Mr. Speaker, with respect to Bill C-13, amendments to the Excise Tax Act which is, as the hon. the Parliamentary Secretary to the Minister of Finance has indicated, essentially a series of technical amendments to the GST, its collection and its administration.
At the outset I would like to set down some principles from which the official opposition judges all tax related legislation. First, we believe that government should take not one penny more in taxes from Canadians through any source than is absolutely and strictly necessary for the efficient operation of necessary programs. That is to say, programs that are necessary to provide core services which are the exclusive jurisdictional responsibility of the federal government and, in a sense, to help those who cannot help themselves.
From that basic point, the one test with which I approach all fiscal matters is this: I ask myself if an extra dollar spent, collected by us through parliament and spent by politicians and bureaucrats in Ottawa, will do more good than that dollar left in the hand of a resident of my constituency who owns and operates a small business.
Generally, the answer to that question is a resounding no. The dollars we collect, including the approximately $20 billion net which we collect through the goods and services tax, is money which would be more powerfully used for social good if left in the hands of the creative men and women who earn that money and create that wealth in the first place. That is the first premise by which we judge all of these matters.
We then ask ourselves, if we are going to have taxes to finance necessary limited government programs within federal jurisdiction, how can we raise those taxes in a manner which is least destructive to the economy and which has a minimal distortional effect on the choices made by people freely in our economy every day.
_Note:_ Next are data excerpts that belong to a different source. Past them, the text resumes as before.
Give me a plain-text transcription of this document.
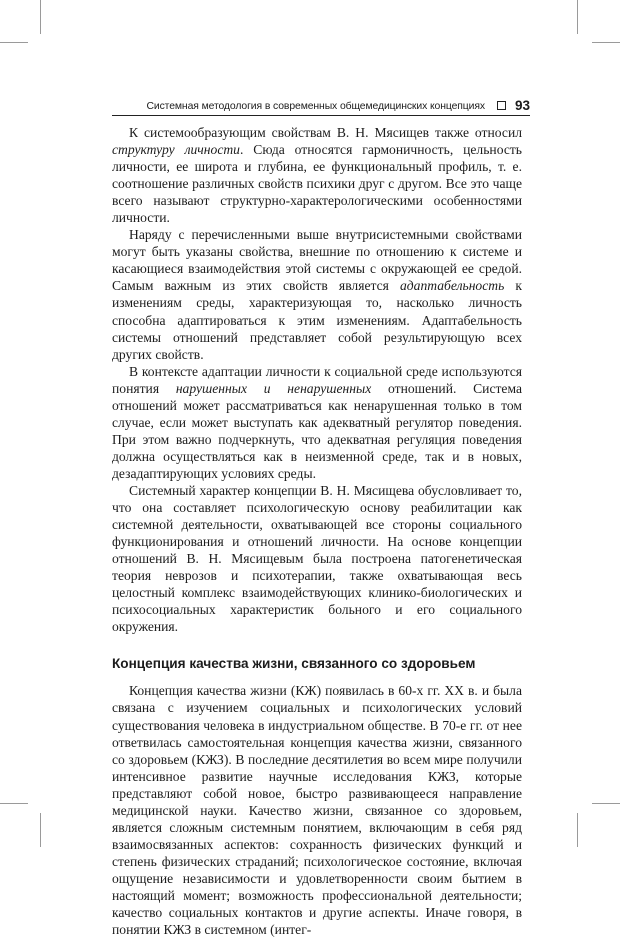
Системная методология в современных общемедицинских концепциях 93

К системообразующим свойствам В. Н. Мясищев также относил структуру личности. Сюда относятся гармоничность, цельность личности, ее широта и глубина, ее функциональный профиль, т. е. соотношение различных свойств психики друг с другом. Все это чаще всего называют структурно-характерологическими особенностями личности.

Наряду с перечисленными выше внутрисистемными свойствами могут быть указаны свойства, внешние по отношению к системе и касающиеся взаимодействия этой системы с окружающей ее средой. Самым важным из этих свойств является адаптабельность к изменениям среды, характеризующая то, насколько личность способна адаптироваться к этим изменениям. Адаптабельность системы отношений представляет собой результирующую всех других свойств.

В контексте адаптации личности к социальной среде используются понятия нарушенных и ненарушенных отношений. Система отношений может рассматриваться как ненарушенная только в том случае, если может выступать как адекватный регулятор поведения. При этом важно подчеркнуть, что адекватная регуляция поведения должна осуществляться как в неизменной среде, так и в новых, дезадаптирующих условиях среды.

Системный характер концепции В. Н. Мясищева обусловливает то, что она составляет психологическую основу реабилитации как системной деятельности, охватывающей все стороны социального функционирования и отношений личности. На основе концепции отношений В. Н. Мясищевым была построена патогенетическая теория неврозов и психотерапии, также охватывающая весь целостный комплекс взаимодействующих клинико-биологических и психосоциальных характеристик больного и его социального окружения.

Концепция качества жизни, связанного со здоровьем

Концепция качества жизни (КЖ) появилась в 60-х гг. XX в. и была связана с изучением социальных и психологических условий существования человека в индустриальном обществе. В 70-е гг. от нее ответвилась самостоятельная концепция качества жизни, связанного со здоровьем (КЖЗ). В последние десятилетия во всем мире получили интенсивное развитие научные исследования КЖЗ, которые представляют собой новое, быстро развивающееся направление медицинской науки. Качество жизни, связанное со здоровьем, является сложным системным понятием, включающим в себя ряд взаимосвязанных аспектов: сохранность физических функций и степень физических страданий; психологическое состояние, включая ощущение независимости и удовлетворенности своим бытием в настоящий момент; возможность профессиональной деятельности; качество социальных контактов и другие аспекты. Иначе говоря, в понятии КЖЗ в системном (интег-
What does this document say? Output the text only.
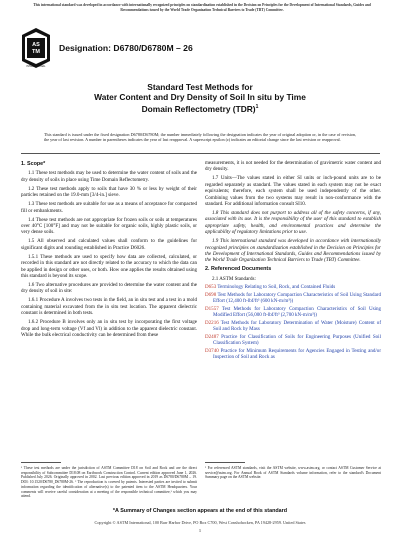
This international standard was developed in accordance with internationally recognized principles on standardization established in the Decision on Principles for the Development of International Standards, Guides and Recommendations issued by the World Trade Organization Technical Barriers to Trade (TBT) Committee.
AS
TM
INTERNATIONAL
Designation: D6780/D6780M – 26
Standard Test Methods for
Water Content and Dry Density of Soil In situ by Time
Domain Reflectometry (TDR)$^1$
This standard is issued under the fixed designation D6780/D6780M; the number immediately following the designation indicates the year of original adoption or, in the case of revision, the year of last revision. A number in parentheses indicates the year of last reapproval. A superscript epsilon (ε) indicates an editorial change since the last revision or reapproval.
1. Scope*
1.1 These test methods may be used to determine the water content of soils and the dry density of soils in place using Time Domain Reflectometry.
1.2 These test methods apply to soils that have 30 % or less by weight of their particles retained on the 19.0-mm [3/4-in.] sieve.
1.3 These test methods are suitable for use as a means of acceptance for compacted fill or embankments.
1.4 These test methods are not appropriate for frozen soils or soils at temperatures over 40°C [100°F] and may not be suitable for organic soils, highly plastic soils, or very dense soils.
1.5 All observed and calculated values shall conform to the guidelines for significant digits and rounding established in Practice D6026.
1.5.1 These methods are used to specify how data are collected, calculated, or recorded in this standard are not directly related to the accuracy to which the data can be applied in design or other uses, or both. How one applies the results obtained using this standard is beyond its scope.
1.6 Two alternative procedures are provided to determine the water content and the dry density of soil in site:
1.6.1 Procedure A involves two tests in the field, an in situ test and a test in a mold containing material excavated from the in situ test location. The apparent dielectric constant is determined in both tests.
1.6.2 Procedure B involves only an in situ test by incorporating the first voltage drop and long-term voltage (Vf and Vl) in addition to the apparent dielectric constant. While the bulk electrical conductivity can be determined from these
measurements, it is not needed for the determination of gravimetric water content and dry density.
1.7 Units—The values stated in either SI units or inch-pound units are to be regarded separately as standard. The values stated in each system may not be exact equivalents; therefore, each system shall be used independently of the other. Combining values from the two systems may result in non-conformance with the standard. For additional information consult SI10.
1.8 This standard does not purport to address all of the safety concerns, if any, associated with its use. It is the responsibility of the user of this standard to establish appropriate safety, health, and environmental practices and determine the applicability of regulatory limitations prior to use.
1.9 This international standard was developed in accordance with internationally recognized principles on standardization established in the Decision on Principles for the Development of International Standards, Guides and Recommendations issued by the World Trade Organization Technical Barriers to Trade (TBT) Committee.
2. Referenced Documents
2.1 ASTM Standards:
D653 Terminology Relating to Soil, Rock, and Contained Fluids
D698 Test Methods for Laboratory Compaction Characteristics of Soil Using Standard Effort (12,400 ft-lbf/ft³ (600 kN-m/m³))
D1557 Test Methods for Laboratory Compaction Characteristics of Soil Using Modified Effort (56,000 ft-lbf/ft³ (2,700 kN-m/m³))
D2216 Test Methods for Laboratory Determination of Water (Moisture) Content of Soil and Rock by Mass
D2487 Practice for Classification of Soils for Engineering Purposes (Unified Soil Classification System)
D3740 Practice for Minimum Requirements for Agencies Engaged in Testing and/or Inspection of Soil and Rock as
¹ These test methods are under the jurisdiction of ASTM Committee D18 on Soil and Rock and are the direct responsibility of Subcommittee D18.08 on Earthwork Construction Control. Current edition approved June 1, 2026. Published July 2026. Originally approved in 2002. Last previous edition approved in 2019 as D6780/D6780M – 19. DOI: 10.1520/D6780_D6780M-26. ² The reproduction is covered by patents. Interested parties are invited to submit information regarding the identification of alternative(s) to the patented item to the ASTM Headquarters. Your comments will receive careful consideration at a meeting of the responsible technical committee,¹ which you may attend.
² For referenced ASTM standards, visit the ASTM website, www.astm.org, or contact ASTM Customer Service at service@astm.org. For Annual Book of ASTM Standards volume information, refer to the standard's Document Summary page on the ASTM website.
*A Summary of Changes section appears at the end of this standard
Copyright © ASTM International, 100 Barr Harbor Drive, PO Box C700, West Conshohocken, PA 19428-2959. United States
1
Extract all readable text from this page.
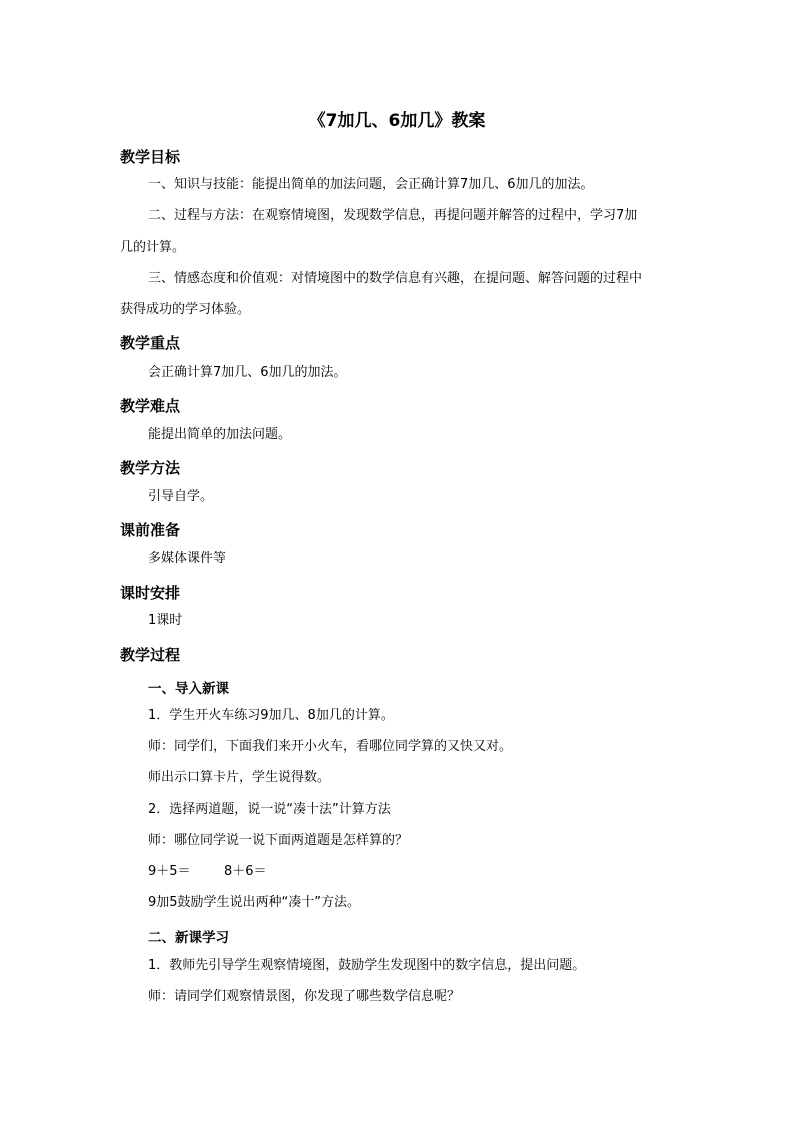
《7加几、6加几》教案
教学目标
一、知识与技能：能提出简单的加法问题，会正确计算7加几、6加几的加法。
二、过程与方法：在观察情境图，发现数学信息，再提问题并解答的过程中，学习7加
几的计算。
三、情感态度和价值观：对情境图中的数学信息有兴趣，在提问题、解答问题的过程中
获得成功的学习体验。
教学重点
会正确计算7加几、6加几的加法。
教学难点
能提出简单的加法问题。
教学方法
引导自学。
课前准备
多媒体课件等
课时安排
1课时
教学过程
一、导入新课
1．学生开火车练习9加几、8加几的计算。
师：同学们，下面我们来开小火车，看哪位同学算的又快又对。
师出示口算卡片，学生说得数。
2．选择两道题，说一说“凑十法”计算方法
师：哪位同学说一说下面两道题是怎样算的？
9＋5＝	8＋6＝
9加5鼓励学生说出两种“凑十”方法。
二、新课学习
1．教师先引导学生观察情境图，鼓励学生发现图中的数字信息，提出问题。
师：请同学们观察情景图，你发现了哪些数学信息呢？
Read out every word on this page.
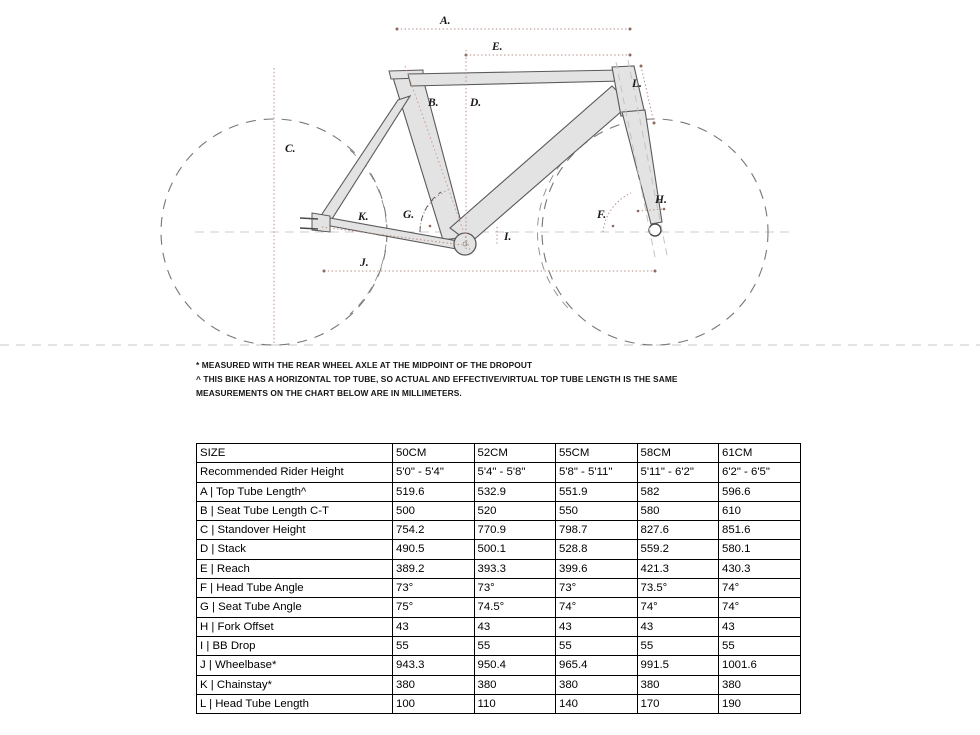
A.
E.
D.
B.
C.
L.
G.	F.
H.
I.
J.
K.
* MEASURED WITH THE REAR WHEEL AXLE AT THE MIDPOINT OF THE DROPOUT
^ THIS BIKE HAS A HORIZONTAL TOP TUBE, SO ACTUAL AND EFFECTIVE/VIRTUAL TOP TUBE LENGTH IS THE SAME
MEASUREMENTS ON THE CHART BELOW ARE IN MILLIMETERS.
SIZE	50CM	52CM	55CM	58CM	61CM
Recommended Rider Height	5'0" - 5'4"	5'4" - 5'8"	5'8" - 5'11"	5'11" - 6'2"	6'2" - 6'5"
A | Top Tube Length^	519.6	532.9	551.9	582	596.6
B | Seat Tube Length C-T	500	520	550	580	610
C | Standover Height	754.2	770.9	798.7	827.6	851.6
D | Stack	490.5	500.1	528.8	559.2	580.1
E | Reach	389.2	393.3	399.6	421.3	430.3
F | Head Tube Angle	73°	73°	73°	73.5°	74°
G | Seat Tube Angle	75°	74.5°	74°	74°	74°
H | Fork Offset	43	43	43	43	43
I | BB Drop	55	55	55	55	55
J | Wheelbase*	943.3	950.4	965.4	991.5	1001.6
K | Chainstay*	380	380	380	380	380
L | Head Tube Length	100	110	140	170	190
I remind the House of the dictum that the power to tax is the power to destroy. All through history we see this lesson. There is a brilliant book about the history of taxation and its destructive power called For Good and Evil by Canadian author Charles Adams. In the book he relates through the centuries, beginning in ancient Egypt, how governments, monarchs, parliaments, congresses have imposed taxes which have had enormous unintended consequences, and how governments frequently do not understand that the power to tax will distort human behaviour, often for the worse.
Let me provide one interesting and humorous example. In the 16th century the British crown decided to bring forward something called the window tax. This was during the Tudor era of architecture. All of a sudden, one of the new luxuries which indicated social status was the capacity to install glass windows in one's residence.